Military feared independent reviews of Bradley’s treatment
Quantico’s base commander testified about internal discussions about Bradley’s detention conditions, why Quantico wasn’t fit to detain him in the first place, and the response to Bradley’s complaints about abusive treatment. See day 2 notes, and day 3 notes.
By Nathan Fuller, Bradley Manning Support Network. November 27, 2012.
Quantico base commander Col. Daniel Choike revealed in testimony today that the military barred or delayed independent analyses of PFC Bradley Manning’s abusive confinement, claiming that Bradley’s defense could “exploit” such a review in the press, and instead sought reviews that would confirm and justify the military’s handling of the young private.
Col. Choike answered defense lawyer David Coombs’ questions for nearly eight hours today at Ft. Meade, Maryland, during the defense’s Article 13 motion to dismiss charges based on unlawful pretrial punishment that Bradley endured for more than nine months at Quantico.
When the former Security Battalion Commander in charge of Quantico, Col. Robert G. Oltman, and Col. Choike discussed an independent mental health professional’s impending visit to the Marine brig, the two expressed reservations about what the review would conclude. Col. Choike asked if the visit could be blocked or pushed back, and Col. Oltman assured him that this could be “easily done with an email.”
In emails, Col. Choike attempted to justify this position, saying, “armchair quarterbacks are not welcome,” and that whoever reviewed the confinement would need “expertise” to understand the command structure and why the military needed to keep Bradley on Prevention of Injury watch. When Bradley’s defense brought an Article 138 Complaint (a complaint any member of the Armed Forces can make against his or her commanding officer), the military assigned the Marines’ own Chief Warrant Officer 5 Abel Galaviz to investigate the conditions, despite the fact that Galaviz and his superior officers had already been involved with and approved of Bradley’s confinement status.
Col. Choike testified at length about his specific role in reviewing and maintaining Bradley’s maximum security, the collective refusal to listen to brig psychiatrists’ recommendations for medium security, and just how involved three-star General George Flynn was in directing Bradley’s confinement.
Earlier this fall we learned that Gen. Flynn oversaw Bradley’s confinement from the Pentagon. Today, Col. Choike revealed that Gen. Flynn primarily wanted to be notified of changes in Manning’s status or new elements regarding his conditions before the media got wind of them, so that he could control the narrative regarding Bradley’s conditions, or, as Col. Choike said today, be “ahead of the disinformation campaign.”
Later in the testimony, Col. Choike discussed how Gen. Flynn worked to make sure that if “something happened” to Bradley, meaning if he were to harm himself, “Quantico would not be left holding the bag.”

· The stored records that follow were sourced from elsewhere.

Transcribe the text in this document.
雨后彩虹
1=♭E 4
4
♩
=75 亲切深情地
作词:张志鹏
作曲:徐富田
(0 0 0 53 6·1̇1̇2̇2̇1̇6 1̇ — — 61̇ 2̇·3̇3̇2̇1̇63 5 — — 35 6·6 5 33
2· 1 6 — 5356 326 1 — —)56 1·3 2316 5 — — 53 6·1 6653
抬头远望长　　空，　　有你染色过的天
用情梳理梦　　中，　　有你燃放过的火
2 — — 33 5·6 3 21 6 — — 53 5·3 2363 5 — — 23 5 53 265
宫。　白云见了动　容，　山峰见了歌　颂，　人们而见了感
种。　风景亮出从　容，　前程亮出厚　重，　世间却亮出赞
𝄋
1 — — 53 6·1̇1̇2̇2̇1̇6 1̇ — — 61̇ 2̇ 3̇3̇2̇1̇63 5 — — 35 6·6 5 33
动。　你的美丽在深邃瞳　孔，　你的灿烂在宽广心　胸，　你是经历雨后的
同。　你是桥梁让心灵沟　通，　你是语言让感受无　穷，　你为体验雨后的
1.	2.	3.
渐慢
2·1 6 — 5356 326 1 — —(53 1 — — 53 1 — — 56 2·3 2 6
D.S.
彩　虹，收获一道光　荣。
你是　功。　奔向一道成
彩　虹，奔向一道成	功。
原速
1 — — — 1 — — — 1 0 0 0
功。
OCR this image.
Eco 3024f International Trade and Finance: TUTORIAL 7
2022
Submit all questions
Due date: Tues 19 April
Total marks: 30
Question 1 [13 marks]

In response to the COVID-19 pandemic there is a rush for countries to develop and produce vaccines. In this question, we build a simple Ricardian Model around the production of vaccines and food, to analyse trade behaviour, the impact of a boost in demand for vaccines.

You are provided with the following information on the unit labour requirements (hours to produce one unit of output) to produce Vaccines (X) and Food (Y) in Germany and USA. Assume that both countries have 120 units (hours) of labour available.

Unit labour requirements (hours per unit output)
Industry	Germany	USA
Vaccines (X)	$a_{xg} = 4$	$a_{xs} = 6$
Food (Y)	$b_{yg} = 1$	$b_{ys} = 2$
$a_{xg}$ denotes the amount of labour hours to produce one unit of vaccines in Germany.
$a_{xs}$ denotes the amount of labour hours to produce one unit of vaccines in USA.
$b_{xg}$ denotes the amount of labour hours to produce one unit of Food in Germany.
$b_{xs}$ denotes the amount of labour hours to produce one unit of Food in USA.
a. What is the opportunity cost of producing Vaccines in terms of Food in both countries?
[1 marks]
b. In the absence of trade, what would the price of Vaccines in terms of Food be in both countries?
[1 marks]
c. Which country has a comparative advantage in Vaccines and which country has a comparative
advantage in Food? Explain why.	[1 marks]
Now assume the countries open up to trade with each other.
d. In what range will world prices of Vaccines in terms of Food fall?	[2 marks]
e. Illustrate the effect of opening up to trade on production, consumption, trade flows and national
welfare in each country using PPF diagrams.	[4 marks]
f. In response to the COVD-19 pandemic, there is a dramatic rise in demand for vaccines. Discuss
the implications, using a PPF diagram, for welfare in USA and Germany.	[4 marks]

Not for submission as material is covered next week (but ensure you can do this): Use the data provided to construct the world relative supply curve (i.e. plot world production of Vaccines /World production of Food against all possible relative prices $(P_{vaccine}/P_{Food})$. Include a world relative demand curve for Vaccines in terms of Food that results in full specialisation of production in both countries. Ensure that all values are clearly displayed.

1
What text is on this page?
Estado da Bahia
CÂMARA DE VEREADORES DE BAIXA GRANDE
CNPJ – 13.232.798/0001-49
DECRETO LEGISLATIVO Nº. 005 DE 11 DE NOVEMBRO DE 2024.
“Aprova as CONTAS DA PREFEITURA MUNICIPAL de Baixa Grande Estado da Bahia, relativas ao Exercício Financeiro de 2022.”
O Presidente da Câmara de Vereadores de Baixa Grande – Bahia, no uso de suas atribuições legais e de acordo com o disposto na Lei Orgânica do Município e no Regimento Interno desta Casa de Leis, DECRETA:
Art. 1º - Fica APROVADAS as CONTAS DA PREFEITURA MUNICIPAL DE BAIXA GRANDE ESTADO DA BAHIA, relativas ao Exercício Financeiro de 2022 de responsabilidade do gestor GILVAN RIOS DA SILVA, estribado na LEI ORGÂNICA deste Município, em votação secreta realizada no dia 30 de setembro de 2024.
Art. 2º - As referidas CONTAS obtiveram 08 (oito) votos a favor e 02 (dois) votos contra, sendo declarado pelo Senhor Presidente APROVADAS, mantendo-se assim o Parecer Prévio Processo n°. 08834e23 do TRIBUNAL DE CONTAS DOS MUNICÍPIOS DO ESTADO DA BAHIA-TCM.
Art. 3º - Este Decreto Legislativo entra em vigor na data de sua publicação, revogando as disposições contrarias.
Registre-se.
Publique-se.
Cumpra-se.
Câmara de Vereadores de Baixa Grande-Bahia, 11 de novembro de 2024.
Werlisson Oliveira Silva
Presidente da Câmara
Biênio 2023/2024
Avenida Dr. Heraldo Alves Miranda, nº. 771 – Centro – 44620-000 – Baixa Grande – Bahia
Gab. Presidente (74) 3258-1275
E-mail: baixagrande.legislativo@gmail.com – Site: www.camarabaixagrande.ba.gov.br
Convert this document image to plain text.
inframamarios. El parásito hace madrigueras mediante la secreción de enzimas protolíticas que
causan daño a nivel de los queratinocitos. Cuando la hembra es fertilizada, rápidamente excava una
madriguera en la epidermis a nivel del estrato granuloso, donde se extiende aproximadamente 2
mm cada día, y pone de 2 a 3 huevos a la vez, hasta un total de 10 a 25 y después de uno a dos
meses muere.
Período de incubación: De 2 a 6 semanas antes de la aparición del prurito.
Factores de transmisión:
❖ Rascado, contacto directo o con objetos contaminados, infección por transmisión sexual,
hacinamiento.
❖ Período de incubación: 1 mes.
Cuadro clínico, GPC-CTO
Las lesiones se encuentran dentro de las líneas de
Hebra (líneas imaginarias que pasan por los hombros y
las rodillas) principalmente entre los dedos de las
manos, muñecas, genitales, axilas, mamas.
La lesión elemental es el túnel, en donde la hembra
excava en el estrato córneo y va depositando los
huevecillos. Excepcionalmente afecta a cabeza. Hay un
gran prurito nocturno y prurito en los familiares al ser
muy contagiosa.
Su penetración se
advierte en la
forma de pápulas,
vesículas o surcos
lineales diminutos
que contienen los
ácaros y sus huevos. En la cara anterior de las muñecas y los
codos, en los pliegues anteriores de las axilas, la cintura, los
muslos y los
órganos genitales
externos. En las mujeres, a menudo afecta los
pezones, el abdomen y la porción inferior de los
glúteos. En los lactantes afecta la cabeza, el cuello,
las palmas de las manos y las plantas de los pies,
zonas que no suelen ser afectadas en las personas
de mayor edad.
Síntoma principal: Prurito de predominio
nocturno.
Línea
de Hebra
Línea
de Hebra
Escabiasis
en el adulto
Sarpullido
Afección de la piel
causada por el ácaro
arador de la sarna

Col. Choike also revealed, near the day’s end, that he didn’t believe from the start that Bradley should have been kept at Quantico. The Marine brig, which had recently been in transition from a post-trial to a pre-trial confinement facility, was meant for short-term detention. Government lawyers told Col. Choike early on that they expected Bradley’s trial to last nearly two years, and Col. Choike told his superiors that he didn’t think Quantico was adequately resourced to hold Bradley for that long, and that Bradley shouldn’t be held there for more than 90 days at most. The military ignored Col. Choike’s qualms, clearly to Bradley’s detriment.
Another revealing bit: in reviewing the hundreds of emails among Quantico officials with Col. Choike, Coombs stopped upon one email from an unnamed brig official who, when Bradley was forced to remove his underwear and stand naked against his will, emailed a mocking Dr. Seuss version of the events:
“I can wear them in a box,
I can wear them with a fox,
I can wear them in the day,
I can wear them so I say,
But I can’t wear them at night,
My comments gave the staff a fright.”
“Col. Choike,” Coombs asked after reading the poem aloud. “Do you think the subject of the removal of his underwear was a joking matter?”